The mats not only restrict the maggots but the cutworms as well.
Cauliflower Diseases
A generally fatal disease that can strike your growing cauliflower is the dreaded clubroot.
This disorder is usually traced to plants that have been grown in unsterile conditions.
The problem is typically attributed to infected seedlings, which is one of the hazards of buying plants rather than starting your crops from seed.
If you notice the plants wilting even though the soil is damp, this is a danger sign of clubroot.

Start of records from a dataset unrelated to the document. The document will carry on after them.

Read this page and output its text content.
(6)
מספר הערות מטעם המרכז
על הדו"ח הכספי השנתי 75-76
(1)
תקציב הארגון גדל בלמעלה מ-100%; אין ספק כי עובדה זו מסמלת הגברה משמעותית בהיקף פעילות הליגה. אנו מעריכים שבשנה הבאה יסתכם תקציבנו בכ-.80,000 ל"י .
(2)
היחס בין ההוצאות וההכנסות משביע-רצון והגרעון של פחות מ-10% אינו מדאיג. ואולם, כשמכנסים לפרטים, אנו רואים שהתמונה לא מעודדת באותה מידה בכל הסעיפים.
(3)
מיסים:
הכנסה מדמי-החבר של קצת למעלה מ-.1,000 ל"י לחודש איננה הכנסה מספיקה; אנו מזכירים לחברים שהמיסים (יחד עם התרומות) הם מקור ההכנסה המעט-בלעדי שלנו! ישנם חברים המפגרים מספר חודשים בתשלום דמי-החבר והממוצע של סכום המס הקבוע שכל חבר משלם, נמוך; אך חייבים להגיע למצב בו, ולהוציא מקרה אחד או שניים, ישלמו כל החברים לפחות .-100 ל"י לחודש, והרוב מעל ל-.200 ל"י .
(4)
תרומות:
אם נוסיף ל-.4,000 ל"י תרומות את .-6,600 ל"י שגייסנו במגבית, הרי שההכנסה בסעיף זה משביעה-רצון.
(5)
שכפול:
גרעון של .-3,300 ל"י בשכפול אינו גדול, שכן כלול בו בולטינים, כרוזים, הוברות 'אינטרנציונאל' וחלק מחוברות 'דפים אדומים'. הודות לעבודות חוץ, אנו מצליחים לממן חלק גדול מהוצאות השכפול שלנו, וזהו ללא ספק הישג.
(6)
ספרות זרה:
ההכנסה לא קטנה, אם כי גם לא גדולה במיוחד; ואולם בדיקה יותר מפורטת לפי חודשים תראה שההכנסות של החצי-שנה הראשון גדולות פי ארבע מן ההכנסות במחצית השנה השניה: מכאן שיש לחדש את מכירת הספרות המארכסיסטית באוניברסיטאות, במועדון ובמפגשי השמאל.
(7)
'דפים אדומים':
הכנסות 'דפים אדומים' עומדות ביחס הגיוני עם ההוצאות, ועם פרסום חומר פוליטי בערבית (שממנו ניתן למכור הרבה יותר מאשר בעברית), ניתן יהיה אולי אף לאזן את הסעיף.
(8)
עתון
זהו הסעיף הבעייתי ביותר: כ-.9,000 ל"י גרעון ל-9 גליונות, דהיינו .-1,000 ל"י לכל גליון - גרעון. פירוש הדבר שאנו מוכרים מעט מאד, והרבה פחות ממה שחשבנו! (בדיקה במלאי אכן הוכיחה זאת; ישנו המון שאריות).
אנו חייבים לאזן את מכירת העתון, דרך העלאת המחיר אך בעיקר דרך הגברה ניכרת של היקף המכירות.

If you suspect clubroot, remove the cutworm collar and brush away the soil from the plant.
Affected plants will bear a tumor-like growth on the stem, just at the soil line.
The disease chokes off the water-carrying cells within the stems causing the plants to die.
In an effort to save your cauliflower, add two clubroot enemies to the soil: ground limestone and a fungicide such as Terraclor.
Hill up the soil several inches around the plants to encourage new roots to form higher up the stems.